FIG. 12 is a view showing a step of forming a multilayer wiring of another semiconductor element along the line 9A-9A 'in FIG. 9;

13 is a view showing a step of forming a multilayer wiring of another semiconductor element, taken along lines 9B-9B 'of FIG.

[Explanation of symbols]

31, 51: semiconductor substrate, 32, 52: lower insulating film, 3
3, 53 ... lower wiring layer, 34, 54 ... interlayer insulating film, 3
5, 55: metal layer, 36, 56: upper wiring layer, 41, 8
DESCRIPTION OF SYMBOLS 1 ... Upper insulating film, 37, 77 ... Photosensitive film, 38, 58 ... Contact hole, 39, 59 ... Conductive substance, 40, 60
…plug.

────────────────────────────────────────────────── ─── Continuation of the front page (56) References JP-A-6-310606 (JP, A) JP-A-4-3961 (JP, A) JP-A-5-29479 (JP, A) JP-A-7- 321204 (JP, A) Hikaru Hei 2-63542 (JP, U) (58) Fields investigated (Int.
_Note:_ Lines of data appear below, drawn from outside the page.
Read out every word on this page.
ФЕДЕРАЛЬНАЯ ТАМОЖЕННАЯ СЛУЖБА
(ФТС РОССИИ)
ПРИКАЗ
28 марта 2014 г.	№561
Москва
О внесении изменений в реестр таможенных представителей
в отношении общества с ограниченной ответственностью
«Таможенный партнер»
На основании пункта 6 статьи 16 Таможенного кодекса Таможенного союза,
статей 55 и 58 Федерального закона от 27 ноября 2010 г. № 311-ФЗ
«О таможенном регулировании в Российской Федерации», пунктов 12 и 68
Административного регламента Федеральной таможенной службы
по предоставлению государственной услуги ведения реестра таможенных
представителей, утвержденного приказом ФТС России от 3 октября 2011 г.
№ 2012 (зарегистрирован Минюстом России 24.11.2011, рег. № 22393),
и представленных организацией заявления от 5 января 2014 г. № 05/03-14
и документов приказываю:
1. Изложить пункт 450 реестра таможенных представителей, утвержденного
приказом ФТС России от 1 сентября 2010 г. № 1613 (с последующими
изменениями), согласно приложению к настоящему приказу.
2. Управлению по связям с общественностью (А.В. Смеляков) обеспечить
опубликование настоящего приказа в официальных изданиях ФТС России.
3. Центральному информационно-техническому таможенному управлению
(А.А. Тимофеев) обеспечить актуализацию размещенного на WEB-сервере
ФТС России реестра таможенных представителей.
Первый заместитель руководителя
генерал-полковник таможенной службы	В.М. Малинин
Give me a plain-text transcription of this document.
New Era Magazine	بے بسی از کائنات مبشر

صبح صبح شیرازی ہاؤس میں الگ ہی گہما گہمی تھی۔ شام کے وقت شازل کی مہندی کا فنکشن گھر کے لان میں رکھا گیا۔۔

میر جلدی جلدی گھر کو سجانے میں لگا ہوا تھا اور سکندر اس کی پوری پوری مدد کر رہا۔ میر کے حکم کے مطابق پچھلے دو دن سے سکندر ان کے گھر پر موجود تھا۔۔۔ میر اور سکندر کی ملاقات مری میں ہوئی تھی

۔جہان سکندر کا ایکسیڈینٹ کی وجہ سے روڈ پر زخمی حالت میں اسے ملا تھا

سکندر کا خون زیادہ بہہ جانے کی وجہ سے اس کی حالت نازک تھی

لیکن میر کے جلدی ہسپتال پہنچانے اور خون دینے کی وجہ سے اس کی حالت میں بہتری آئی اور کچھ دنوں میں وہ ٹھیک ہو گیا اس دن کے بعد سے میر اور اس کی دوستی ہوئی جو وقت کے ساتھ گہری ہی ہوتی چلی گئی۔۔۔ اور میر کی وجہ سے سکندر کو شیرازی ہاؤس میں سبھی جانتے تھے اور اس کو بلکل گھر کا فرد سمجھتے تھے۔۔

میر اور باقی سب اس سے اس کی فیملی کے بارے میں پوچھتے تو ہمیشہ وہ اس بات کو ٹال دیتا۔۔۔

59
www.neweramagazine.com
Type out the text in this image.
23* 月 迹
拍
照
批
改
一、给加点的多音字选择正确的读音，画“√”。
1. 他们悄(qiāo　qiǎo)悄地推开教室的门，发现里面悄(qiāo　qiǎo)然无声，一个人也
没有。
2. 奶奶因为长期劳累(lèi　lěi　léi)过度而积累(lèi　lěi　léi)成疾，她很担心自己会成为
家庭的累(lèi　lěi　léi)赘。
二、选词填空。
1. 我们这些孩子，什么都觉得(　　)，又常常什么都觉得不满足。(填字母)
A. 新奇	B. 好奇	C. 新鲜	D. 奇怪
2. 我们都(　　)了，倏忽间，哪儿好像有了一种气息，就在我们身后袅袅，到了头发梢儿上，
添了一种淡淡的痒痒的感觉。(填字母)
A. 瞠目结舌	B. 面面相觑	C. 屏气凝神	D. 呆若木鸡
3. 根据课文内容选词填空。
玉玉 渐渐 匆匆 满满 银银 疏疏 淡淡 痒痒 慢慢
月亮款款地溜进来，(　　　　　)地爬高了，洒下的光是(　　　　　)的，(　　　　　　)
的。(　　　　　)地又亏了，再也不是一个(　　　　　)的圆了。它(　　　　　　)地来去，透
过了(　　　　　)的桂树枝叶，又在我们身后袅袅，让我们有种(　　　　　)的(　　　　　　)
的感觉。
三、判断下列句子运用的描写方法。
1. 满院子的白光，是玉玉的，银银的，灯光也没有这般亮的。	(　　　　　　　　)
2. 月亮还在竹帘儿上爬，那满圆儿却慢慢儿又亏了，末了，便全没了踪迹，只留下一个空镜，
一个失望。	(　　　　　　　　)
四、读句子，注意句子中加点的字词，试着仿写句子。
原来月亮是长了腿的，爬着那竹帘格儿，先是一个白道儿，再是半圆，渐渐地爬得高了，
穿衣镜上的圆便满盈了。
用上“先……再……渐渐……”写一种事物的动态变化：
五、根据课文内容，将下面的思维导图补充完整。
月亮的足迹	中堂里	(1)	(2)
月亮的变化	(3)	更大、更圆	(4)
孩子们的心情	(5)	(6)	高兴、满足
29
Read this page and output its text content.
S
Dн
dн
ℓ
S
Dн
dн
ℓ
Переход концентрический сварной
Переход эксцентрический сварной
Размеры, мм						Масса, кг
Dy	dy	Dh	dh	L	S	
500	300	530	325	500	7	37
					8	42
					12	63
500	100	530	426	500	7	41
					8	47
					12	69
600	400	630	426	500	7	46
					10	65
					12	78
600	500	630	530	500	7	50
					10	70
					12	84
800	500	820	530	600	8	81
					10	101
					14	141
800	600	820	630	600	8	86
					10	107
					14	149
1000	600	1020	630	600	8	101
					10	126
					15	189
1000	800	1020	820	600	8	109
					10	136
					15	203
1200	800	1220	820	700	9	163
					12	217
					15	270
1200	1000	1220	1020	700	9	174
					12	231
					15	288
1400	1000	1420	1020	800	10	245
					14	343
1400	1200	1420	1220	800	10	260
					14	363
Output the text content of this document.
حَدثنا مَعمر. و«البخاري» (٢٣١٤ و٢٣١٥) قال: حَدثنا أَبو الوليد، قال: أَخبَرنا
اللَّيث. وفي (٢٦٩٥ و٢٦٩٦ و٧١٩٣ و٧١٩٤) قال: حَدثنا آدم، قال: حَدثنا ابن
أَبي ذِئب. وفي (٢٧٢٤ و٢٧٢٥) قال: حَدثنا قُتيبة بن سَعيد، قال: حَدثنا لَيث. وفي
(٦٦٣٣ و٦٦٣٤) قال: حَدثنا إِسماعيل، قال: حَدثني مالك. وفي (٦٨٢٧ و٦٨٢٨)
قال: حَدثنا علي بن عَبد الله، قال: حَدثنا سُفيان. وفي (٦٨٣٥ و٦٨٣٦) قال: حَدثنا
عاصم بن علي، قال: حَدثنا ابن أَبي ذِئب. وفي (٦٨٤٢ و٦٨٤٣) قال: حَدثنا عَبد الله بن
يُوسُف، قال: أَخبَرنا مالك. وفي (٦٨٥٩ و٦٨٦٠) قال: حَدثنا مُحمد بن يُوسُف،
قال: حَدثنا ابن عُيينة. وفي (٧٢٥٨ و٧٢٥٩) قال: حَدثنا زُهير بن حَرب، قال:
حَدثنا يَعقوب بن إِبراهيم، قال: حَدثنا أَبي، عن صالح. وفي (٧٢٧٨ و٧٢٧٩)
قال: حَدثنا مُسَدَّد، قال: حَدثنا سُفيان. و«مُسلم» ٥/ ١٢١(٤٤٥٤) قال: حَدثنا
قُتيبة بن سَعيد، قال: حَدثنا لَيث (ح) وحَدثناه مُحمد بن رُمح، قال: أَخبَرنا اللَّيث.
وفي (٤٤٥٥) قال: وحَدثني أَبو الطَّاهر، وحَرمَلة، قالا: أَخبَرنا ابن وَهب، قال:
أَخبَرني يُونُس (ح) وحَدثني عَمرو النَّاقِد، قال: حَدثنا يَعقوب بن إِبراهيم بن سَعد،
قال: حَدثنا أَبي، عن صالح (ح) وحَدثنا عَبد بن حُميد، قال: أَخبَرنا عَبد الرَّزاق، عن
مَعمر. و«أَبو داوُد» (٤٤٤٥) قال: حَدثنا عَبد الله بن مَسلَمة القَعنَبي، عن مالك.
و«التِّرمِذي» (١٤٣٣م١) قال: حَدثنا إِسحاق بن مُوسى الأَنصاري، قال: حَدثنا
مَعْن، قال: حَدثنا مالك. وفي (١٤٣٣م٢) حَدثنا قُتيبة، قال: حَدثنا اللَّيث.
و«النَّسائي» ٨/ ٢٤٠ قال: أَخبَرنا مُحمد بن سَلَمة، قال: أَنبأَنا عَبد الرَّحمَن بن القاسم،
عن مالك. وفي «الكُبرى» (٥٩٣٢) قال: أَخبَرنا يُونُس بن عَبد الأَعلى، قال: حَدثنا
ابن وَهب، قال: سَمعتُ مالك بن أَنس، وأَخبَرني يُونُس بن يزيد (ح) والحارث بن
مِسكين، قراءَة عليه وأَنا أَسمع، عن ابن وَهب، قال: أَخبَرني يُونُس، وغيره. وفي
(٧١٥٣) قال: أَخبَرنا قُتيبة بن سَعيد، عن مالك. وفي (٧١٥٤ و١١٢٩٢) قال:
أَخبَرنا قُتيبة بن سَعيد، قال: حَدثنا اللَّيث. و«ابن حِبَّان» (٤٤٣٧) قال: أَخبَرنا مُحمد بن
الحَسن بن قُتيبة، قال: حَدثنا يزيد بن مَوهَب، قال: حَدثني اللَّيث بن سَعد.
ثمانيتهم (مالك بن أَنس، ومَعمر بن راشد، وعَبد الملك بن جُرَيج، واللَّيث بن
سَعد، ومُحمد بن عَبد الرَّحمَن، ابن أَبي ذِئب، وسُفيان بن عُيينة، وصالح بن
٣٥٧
Cl. ⁶ , DB name) H01L 21/3205 H01L 21/3213 H01L 21/768

Claims (1)

(57) [Claims] A step of forming a lower wiring on the substrate; a step of forming an insulating film on the substrate including the lower wiring; a step of forming an upper wiring on the insulating film; Forming a photosensitive film on the substrate, removing a part of the photosensitive film in a region corresponding to the lower wiring to expose the upper wiring, and forming an upper surface of the exposed upper wiring from an opening of the photosensitive film.
Remote widely, isotropic etching as the etching, the upper surface than the opening area of the lower surface of the upper wiring
As the opening area becomes larger, open with inclined oblique side surfaces
Forming an opening in an upper wiring , forming a contact hole by anisotropically etching the insulating film so that the lower wiring is exposed using the photosensitive film as a mask, and forming a contact hole in the contact hole. Forming a plug for connecting the upper and lower wirings.